Build and durability
This is where the V70 genuinely impresses for its price bracket. The frame is built from what vivo calls “aerospace-grade 6-series aluminium alloy,” which is marketing-speak for 6000-series aluminium, the same family of alloys used in aircraft structures and bicycle frames. In practical terms, it means a stiffer, more corrosion-resistant frame than the plastic-edged phones common at this price point.
The phone carries both IP68 and IP69 ratings. IP68 means it can survive submersion in 1.5 metres of water for 30 minutes. IP69 adds resistance to high-pressure, high-temperature water jets. For Kenyan users who work outdoors, commute in rain, or simply want a phone that can handle the unexpected, this is a tangible selling point.
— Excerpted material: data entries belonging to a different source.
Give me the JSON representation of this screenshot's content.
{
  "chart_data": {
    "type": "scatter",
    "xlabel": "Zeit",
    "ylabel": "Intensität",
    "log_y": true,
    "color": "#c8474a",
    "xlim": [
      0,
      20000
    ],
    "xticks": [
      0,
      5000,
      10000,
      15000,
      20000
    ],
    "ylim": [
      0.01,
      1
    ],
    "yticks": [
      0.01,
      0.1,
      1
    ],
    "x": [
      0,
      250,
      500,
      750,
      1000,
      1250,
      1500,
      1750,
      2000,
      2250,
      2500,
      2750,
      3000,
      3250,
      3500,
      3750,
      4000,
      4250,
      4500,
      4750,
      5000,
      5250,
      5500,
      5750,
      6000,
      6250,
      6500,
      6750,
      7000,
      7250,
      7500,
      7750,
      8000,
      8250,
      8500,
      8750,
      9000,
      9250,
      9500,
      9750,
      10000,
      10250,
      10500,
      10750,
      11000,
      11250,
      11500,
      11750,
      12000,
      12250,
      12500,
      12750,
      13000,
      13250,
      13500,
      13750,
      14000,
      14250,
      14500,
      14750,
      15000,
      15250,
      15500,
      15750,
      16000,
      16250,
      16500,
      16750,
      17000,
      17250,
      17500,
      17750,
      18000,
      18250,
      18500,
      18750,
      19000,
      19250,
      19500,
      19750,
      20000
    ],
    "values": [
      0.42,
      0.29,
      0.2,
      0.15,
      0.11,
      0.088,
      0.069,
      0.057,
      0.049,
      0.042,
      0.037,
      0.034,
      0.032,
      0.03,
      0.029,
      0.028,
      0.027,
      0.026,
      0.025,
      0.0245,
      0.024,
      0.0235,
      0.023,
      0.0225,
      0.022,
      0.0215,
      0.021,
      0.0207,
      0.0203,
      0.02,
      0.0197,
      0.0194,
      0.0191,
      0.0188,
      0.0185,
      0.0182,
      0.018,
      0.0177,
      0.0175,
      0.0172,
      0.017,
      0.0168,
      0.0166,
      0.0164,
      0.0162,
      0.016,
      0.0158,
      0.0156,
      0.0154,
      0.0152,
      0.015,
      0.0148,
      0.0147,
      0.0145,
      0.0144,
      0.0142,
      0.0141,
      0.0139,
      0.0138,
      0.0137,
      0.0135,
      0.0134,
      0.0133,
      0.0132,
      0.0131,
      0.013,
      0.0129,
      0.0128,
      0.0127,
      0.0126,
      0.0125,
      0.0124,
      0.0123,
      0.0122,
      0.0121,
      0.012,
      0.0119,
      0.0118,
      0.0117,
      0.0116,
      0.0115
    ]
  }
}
The display is a 6.59-inch flat AMOLED panel at 1.5K resolution (2750 x 1260 pixels) with a 120Hz refresh rate and peak brightness of 5,000 nits. It’s a step down in size from the V60’s 6.77-inch curved display, but the flat panel should be more practical for everyday use, with fewer accidental edge touches.
Battery and charging
The 6,500mAh silicon-carbon battery is carried over from the V60, and that’s not a complaint. Independent reviews have consistently praised this battery for delivering a day and a half of use under normal conditions. Pair it with 90W FlashCharge, and you get a phone that recovers quickly when you need it to.
Pricing context
At KES 84,999, the V70 sits at the upper edge of mid-range pricing in Kenya. It’s worth noting that third-party retailers are already listing the phone at between KES 65,000 and KES 78,500 depending on the variant and seller. The KES 84,999 figure appears to be the recommended retail price for the top-spec 12GB/512GB configuration through vivo’s official channels.
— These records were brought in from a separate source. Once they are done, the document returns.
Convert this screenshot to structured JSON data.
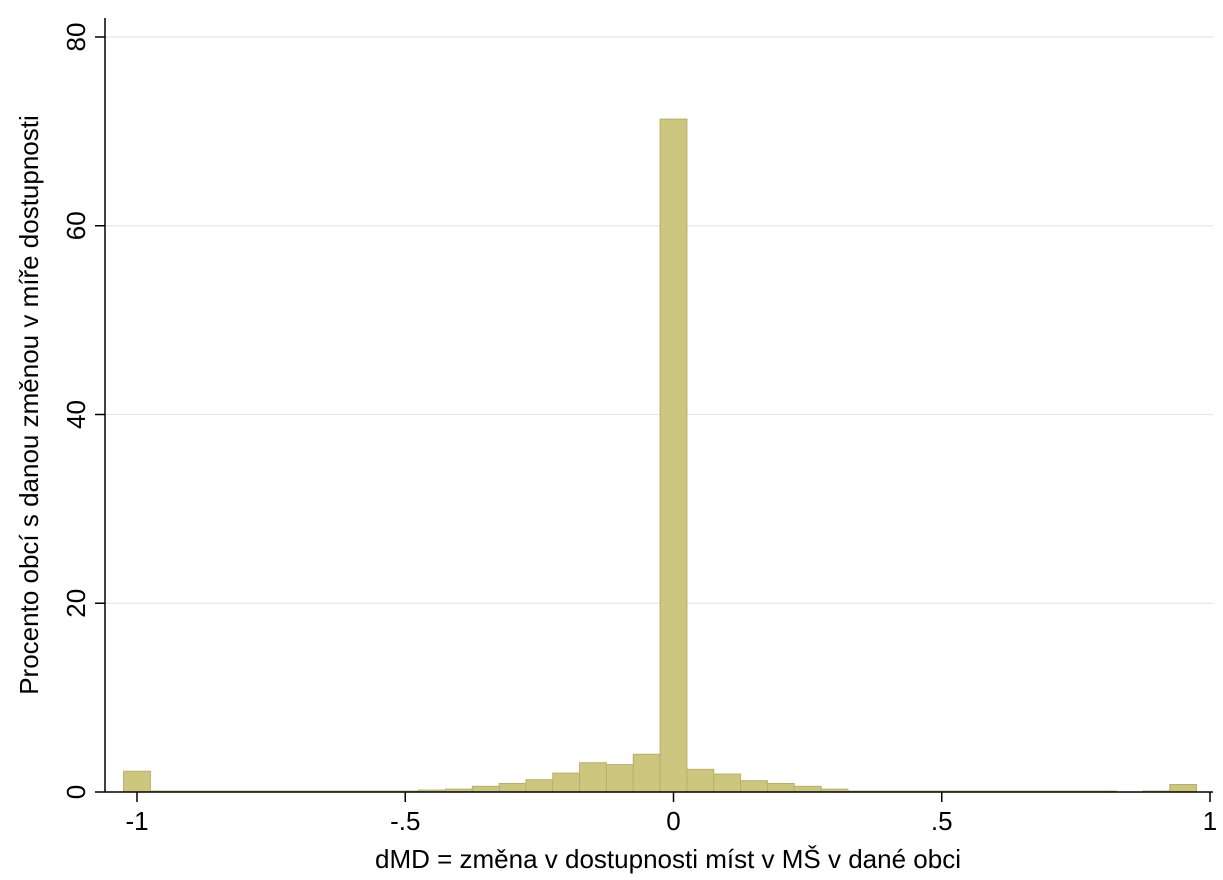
{
  "chart_data": {
    "type": "bar",
    "title": "",
    "xlabel": "dMD = změna v dostupnosti míst v MŠ v dané obci",
    "ylabel": "Procento obcí s danou změnou v míře dostupnosti",
    "xlim": [
      -1.05,
      1.0
    ],
    "ylim": [
      0,
      80
    ],
    "grid": true,
    "bar_color": "#cdc67e",
    "bar_edge_color": "#b8b06a",
    "grid_color": "#e6e6e6",
    "bin_width": 0.05,
    "x_ticks": [
      {
        "value": -1,
        "label": "-1"
      },
      {
        "value": -0.5,
        "label": "-.5"
      },
      {
        "value": 0,
        "label": "0"
      },
      {
        "value": 0.5,
        "label": ".5"
      },
      {
        "value": 1,
        "label": "1"
      }
    ],
    "y_ticks": [
      {
        "value": 0,
        "label": "0"
      },
      {
        "value": 20,
        "label": "20"
      },
      {
        "value": 40,
        "label": "40"
      },
      {
        "value": 60,
        "label": "60"
      },
      {
        "value": 80,
        "label": "80"
      }
    ],
    "bins": [
      {
        "x": -1.0,
        "value": 2.2
      },
      {
        "x": -0.95,
        "value": 0.1
      },
      {
        "x": -0.9,
        "value": 0.1
      },
      {
        "x": -0.85,
        "value": 0.1
      },
      {
        "x": -0.8,
        "value": 0.1
      },
      {
        "x": -0.75,
        "value": 0.1
      },
      {
        "x": -0.7,
        "value": 0.1
      },
      {
        "x": -0.65,
        "value": 0.1
      },
      {
        "x": -0.6,
        "value": 0.1
      },
      {
        "x": -0.55,
        "value": 0.1
      },
      {
        "x": -0.5,
        "value": 0.1
      },
      {
        "x": -0.45,
        "value": 0.2
      },
      {
        "x": -0.4,
        "value": 0.3
      },
      {
        "x": -0.35,
        "value": 0.6
      },
      {
        "x": -0.3,
        "value": 0.9
      },
      {
        "x": -0.25,
        "value": 1.3
      },
      {
        "x": -0.2,
        "value": 2.0
      },
      {
        "x": -0.15,
        "value": 3.1
      },
      {
        "x": -0.1,
        "value": 2.9
      },
      {
        "x": -0.05,
        "value": 4.0
      },
      {
        "x": 0.0,
        "value": 71.3
      },
      {
        "x": 0.05,
        "value": 2.4
      },
      {
        "x": 0.1,
        "value": 1.9
      },
      {
        "x": 0.15,
        "value": 1.2
      },
      {
        "x": 0.2,
        "value": 0.9
      },
      {
        "x": 0.25,
        "value": 0.6
      },
      {
        "x": 0.3,
        "value": 0.3
      },
      {
        "x": 0.35,
        "value": 0.1
      },
      {
        "x": 0.4,
        "value": 0.1
      },
      {
        "x": 0.45,
        "value": 0.1
      },
      {
        "x": 0.5,
        "value": 0.1
      },
      {
        "x": 0.55,
        "value": 0.1
      },
      {
        "x": 0.6,
        "value": 0.1
      },
      {
        "x": 0.65,
        "value": 0.1
      },
      {
        "x": 0.7,
        "value": 0.1
      },
      {
        "x": 0.75,
        "value": 0.1
      },
      {
        "x": 0.8,
        "value": 0.1
      },
      {
        "x": 0.85,
        "value": 0.0
      },
      {
        "x": 0.9,
        "value": 0.1
      },
      {
        "x": 0.95,
        "value": 0.8
      }
    ]
  }
}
That puts it in direct competition with devices like the Xiaomi 15T and Samsung Galaxy A56, both of which trade blows in different areas. The V70’s strongest cards are its ZEISS telephoto system and its build quality. Where it concedes ground is in raw processing power, given the year-old chipset.
The bottom line
The vivo V70 is a focused phone. It knows what it wants to be: a mid-range device with genuinely good telephoto photography, premium materials, and a battery that doesn’t quit. It delivers on those promises. Where it falls short is in the areas vivo chose not to upgrade, particularly the processor and the ultra-wide camera.
For buyers in Kenya who prioritise camera versatility and build quality over raw performance, the V70 makes a compelling case. For those upgrading from a V60, the gains are mostly cosmetic and camera-related, not computational.
The vivo V70 is available now at vivo retail stores and authorised online channels across Kenya.